Bei normaler Umgebungstemperatur weisen alle elektrischen Leiter einen elektrischen Widerstand auf. Dabei wird elektrische Energie – landläufig Strom – in Wärme umgewandelt. Es gibt jedoch Stoffe, die unter bestimmten Voraussetzungen keinen Widerstand mehr aufweisen, sogenannte Supraleiter. Bislang mussten die leitenden Komponenten dazu meist auf tiefe und tiefste Temperaturen herabgekühlt werden. Erst unterhalb einer Grenze, der sogenannten Sprungtemperatur, ließ sich elektrische Energie verlustfrei übertragen. Anwendungen für Supraleiter finden sich zum Beispiel in der Medizin, so zum Beispiel in Magnet-Resonanz-Tomographen (MRT).

Die grundsätzliche Funktionsweise von MRT-Untersuchungen haben sich nun Forscher der Universität Leipzig zu Nutze gemacht.
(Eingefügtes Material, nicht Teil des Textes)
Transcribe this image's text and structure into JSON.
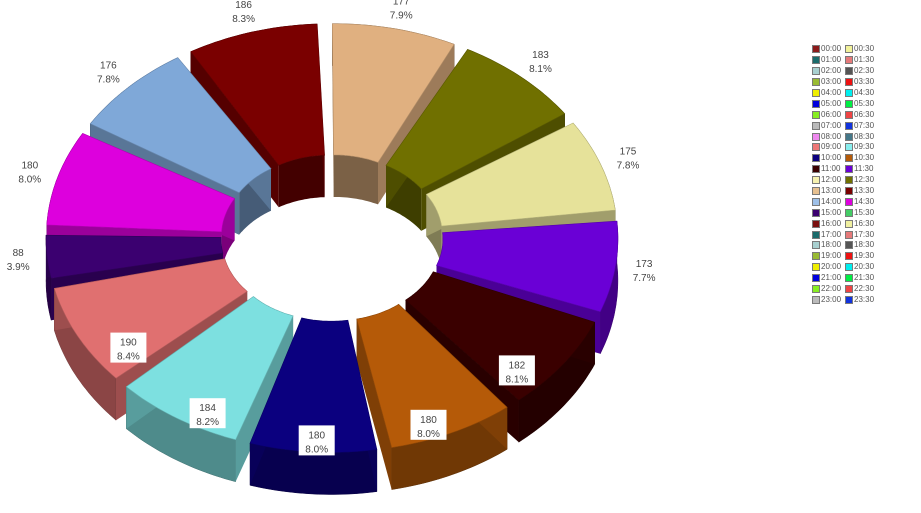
{
  "chart_data": {
    "type": "pie",
    "variant": "3d-exploded-donut",
    "slices": [
      {
        "value": 173,
        "label": "173",
        "percent": "7.7%",
        "color": "#6a00d6"
      },
      {
        "value": 182,
        "label": "182",
        "percent": "8.1%",
        "color": "#3a0000"
      },
      {
        "value": 180,
        "label": "180",
        "percent": "8.0%",
        "color": "#b55a08"
      },
      {
        "value": 180,
        "label": "180",
        "percent": "8.0%",
        "color": "#0b007f"
      },
      {
        "value": 184,
        "label": "184",
        "percent": "8.2%",
        "color": "#7de0e0"
      },
      {
        "value": 190,
        "label": "190",
        "percent": "8.4%",
        "color": "#e07070"
      },
      {
        "value": 88,
        "label": "88",
        "percent": "3.9%",
        "color": "#3b0070"
      },
      {
        "value": 180,
        "label": "180",
        "percent": "8.0%",
        "color": "#dd00dd"
      },
      {
        "value": 176,
        "label": "176",
        "percent": "7.8%",
        "color": "#7fa8d8"
      },
      {
        "value": 186,
        "label": "186",
        "percent": "8.3%",
        "color": "#7a0000"
      },
      {
        "value": 177,
        "label": "177",
        "percent": "7.9%",
        "color": "#e0b080"
      },
      {
        "value": 183,
        "label": "183",
        "percent": "8.1%",
        "color": "#707000"
      },
      {
        "value": 175,
        "label": "175",
        "percent": "7.8%",
        "color": "#e6e29a"
      }
    ],
    "legend": {
      "placement": "right",
      "entries": [
        {
          "label": "00:00",
          "color": "#8b1a1a"
        },
        {
          "label": "00:30",
          "color": "#f2f29a"
        },
        {
          "label": "01:00",
          "color": "#1a6b6b"
        },
        {
          "label": "01:30",
          "color": "#e67a7a"
        },
        {
          "label": "02:00",
          "color": "#a8d0d0"
        },
        {
          "label": "02:30",
          "color": "#555555"
        },
        {
          "label": "03:00",
          "color": "#99bb33"
        },
        {
          "label": "03:30",
          "color": "#ee1111"
        },
        {
          "label": "04:00",
          "color": "#eeee00"
        },
        {
          "label": "04:30",
          "color": "#00eeee"
        },
        {
          "label": "05:00",
          "color": "#0000dd"
        },
        {
          "label": "05:30",
          "color": "#00ee44"
        },
        {
          "label": "06:00",
          "color": "#88ee22"
        },
        {
          "label": "06:30",
          "color": "#ee4444"
        },
        {
          "label": "07:00",
          "color": "#bbbbbb"
        },
        {
          "label": "07:30",
          "color": "#1133dd"
        },
        {
          "label": "08:00",
          "color": "#ee88ee"
        },
        {
          "label": "08:30",
          "color": "#447788"
        },
        {
          "label": "09:00",
          "color": "#ee7777"
        },
        {
          "label": "09:30",
          "color": "#88eeee"
        },
        {
          "label": "10:00",
          "color": "#0b007f"
        },
        {
          "label": "10:30",
          "color": "#b55a08"
        },
        {
          "label": "11:00",
          "color": "#3a0000"
        },
        {
          "label": "11:30",
          "color": "#6a00d6"
        },
        {
          "label": "12:00",
          "color": "#f6f2b0"
        },
        {
          "label": "12:30",
          "color": "#707000"
        },
        {
          "label": "13:00",
          "color": "#e6c090"
        },
        {
          "label": "13:30",
          "color": "#7a0000"
        },
        {
          "label": "14:00",
          "color": "#9ec0e8"
        },
        {
          "label": "14:30",
          "color": "#dd00dd"
        },
        {
          "label": "15:00",
          "color": "#3b0070"
        },
        {
          "label": "15:30",
          "color": "#44cc66"
        },
        {
          "label": "16:00",
          "color": "#7a1010"
        },
        {
          "label": "16:30",
          "color": "#f0f0a0"
        },
        {
          "label": "17:00",
          "color": "#1a6b6b"
        },
        {
          "label": "17:30",
          "color": "#e67a7a"
        },
        {
          "label": "18:00",
          "color": "#a8d0d0"
        },
        {
          "label": "18:30",
          "color": "#555555"
        },
        {
          "label": "19:00",
          "color": "#99bb33"
        },
        {
          "label": "19:30",
          "color": "#ee1111"
        },
        {
          "label": "20:00",
          "color": "#eeee00"
        },
        {
          "label": "20:30",
          "color": "#00eeee"
        },
        {
          "label": "21:00",
          "color": "#0000dd"
        },
        {
          "label": "21:30",
          "color": "#00ee44"
        },
        {
          "label": "22:00",
          "color": "#88ee22"
        },
        {
          "label": "22:30",
          "color": "#ee4444"
        },
        {
          "label": "23:00",
          "color": "#bbbbbb"
        },
        {
          "label": "23:30",
          "color": "#1133dd"
        }
      ]
    }
  }
}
Schon seit Jahren untersuchen Wissenschaftler um den Physiker Jürgen Haase Stoffe auf Supraleitfähigkeit mittels Magnet-Resonanz-Scans. Dabei liegt der Fokus der Leipziger auf Kupfer-Sauerstoff-Verbindungen, sogenannten Kupraten. Dem Forscher Michael Jurkutat ist es nun gelungen, einen messbaren Parameter zu bestimmen, der die maximale Sprungtemperatur bestimmt, also den höchsten Wert, unterhalb dessen Supraleitfähigkeit gegeben ist. Der Wert, den die Wissenschaftler messen ist dabei die Verteilung der Ladung zwischen Kupfer- und Sauerstoffatomen.

Diese Forschungsergebnisse sollen in Zukunft ermöglichen, die Zusammensetzung von Kupfer-Sauerstoff-Verbindungen so zu bestimmen, dass die Sprungtemperatur angehoben werden kann. Perspektivisch sollen damit Superleiter geschaffen werden, die auch bei Raumtemperatur arbeiten. Dabei kann bei Geräten wie eben einem MRT im Krankenhaus die aufwendige Kühlanlage entfallen, das Gerät wird kleiner, leichter und unter Umständen kostengünstiger.

Die Forschungsergebnisse haben die Wissenschaftler im Fachmagazin „Nature Communications“ publiziert.